Attorneys at the Department of Justice are also hinting that the review won't result in a different outcome. That's not terribly surprising, given Trump's stance.

"There is a serious possibility that the Corps will substantiate its prior decisions, in part because the risk that any oil will spill into Lake Oahe is low," an August 17 brief stated.

Oil spills are among the concerns raised by the tribes. The judge, in his June 14 ruling, said the Army Corps's environmental analysis, or EA, didn't address the impacts, for example, on fishing and hunting rights guaranteed by treaties signed at Fort Laramie in 1851 and 1868.

"Given the cursory nature of this aspect of the EA’s analysis, the court agrees with the tribe that the Corps did not properly consider the environmental-justice implications of the project and thus failed to take a hard look at its environmental consequences," Boasberg wrote in his 91-page decision.

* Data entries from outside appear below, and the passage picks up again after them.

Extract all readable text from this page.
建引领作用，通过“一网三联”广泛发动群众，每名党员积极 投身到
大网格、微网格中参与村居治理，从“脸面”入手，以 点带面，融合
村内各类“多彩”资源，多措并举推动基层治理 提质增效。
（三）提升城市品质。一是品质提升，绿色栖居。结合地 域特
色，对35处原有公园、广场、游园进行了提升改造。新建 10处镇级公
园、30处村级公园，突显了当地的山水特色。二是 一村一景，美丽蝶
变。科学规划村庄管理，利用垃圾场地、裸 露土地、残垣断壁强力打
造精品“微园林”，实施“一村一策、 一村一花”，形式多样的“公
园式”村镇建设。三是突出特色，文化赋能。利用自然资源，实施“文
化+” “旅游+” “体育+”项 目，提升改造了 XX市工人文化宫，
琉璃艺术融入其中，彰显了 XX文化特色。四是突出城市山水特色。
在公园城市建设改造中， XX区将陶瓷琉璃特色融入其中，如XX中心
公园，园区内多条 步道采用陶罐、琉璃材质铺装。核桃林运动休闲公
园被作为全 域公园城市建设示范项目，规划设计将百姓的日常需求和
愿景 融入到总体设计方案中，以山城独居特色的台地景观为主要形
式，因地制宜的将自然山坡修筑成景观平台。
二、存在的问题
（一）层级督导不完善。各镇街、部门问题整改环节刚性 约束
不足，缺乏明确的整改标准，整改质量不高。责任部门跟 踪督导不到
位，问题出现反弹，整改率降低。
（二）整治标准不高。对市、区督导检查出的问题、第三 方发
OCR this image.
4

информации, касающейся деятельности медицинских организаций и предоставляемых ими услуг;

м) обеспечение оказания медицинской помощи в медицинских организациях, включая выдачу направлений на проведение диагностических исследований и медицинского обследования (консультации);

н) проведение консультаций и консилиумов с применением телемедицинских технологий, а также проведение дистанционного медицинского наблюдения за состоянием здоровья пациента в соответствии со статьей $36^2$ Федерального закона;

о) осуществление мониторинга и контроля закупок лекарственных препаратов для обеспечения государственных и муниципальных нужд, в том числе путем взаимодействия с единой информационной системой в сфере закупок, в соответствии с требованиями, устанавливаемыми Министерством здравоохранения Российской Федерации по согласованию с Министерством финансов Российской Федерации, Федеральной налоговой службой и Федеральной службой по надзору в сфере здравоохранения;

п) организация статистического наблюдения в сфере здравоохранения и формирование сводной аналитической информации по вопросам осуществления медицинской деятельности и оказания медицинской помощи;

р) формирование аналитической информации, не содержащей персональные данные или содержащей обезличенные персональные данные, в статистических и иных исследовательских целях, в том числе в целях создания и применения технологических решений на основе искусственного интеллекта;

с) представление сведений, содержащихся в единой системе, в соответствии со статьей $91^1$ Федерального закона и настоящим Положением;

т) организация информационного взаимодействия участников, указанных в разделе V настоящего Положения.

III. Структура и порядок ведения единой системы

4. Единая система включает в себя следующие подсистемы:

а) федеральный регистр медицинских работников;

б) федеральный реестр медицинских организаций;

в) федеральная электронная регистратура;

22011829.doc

Boasberg hasn't indicated when he will issue a decision on the "remedy" sought by the tribes. A shutdown would be unprecedented but not unheard of -- a judge in Oklahoma has ordered an energy company to remove a natural gas pipeline from Indian land because the operators have been in trespass for years.

Regardless of the timing of the decision, the case will be affected by the forthcoming environmental review, which government attorneys have indicated could come by the end of the year. Presumably, the tribes will be able to continue litigating if the Army Corps reaffirms its approval of the final portion of the pipeline.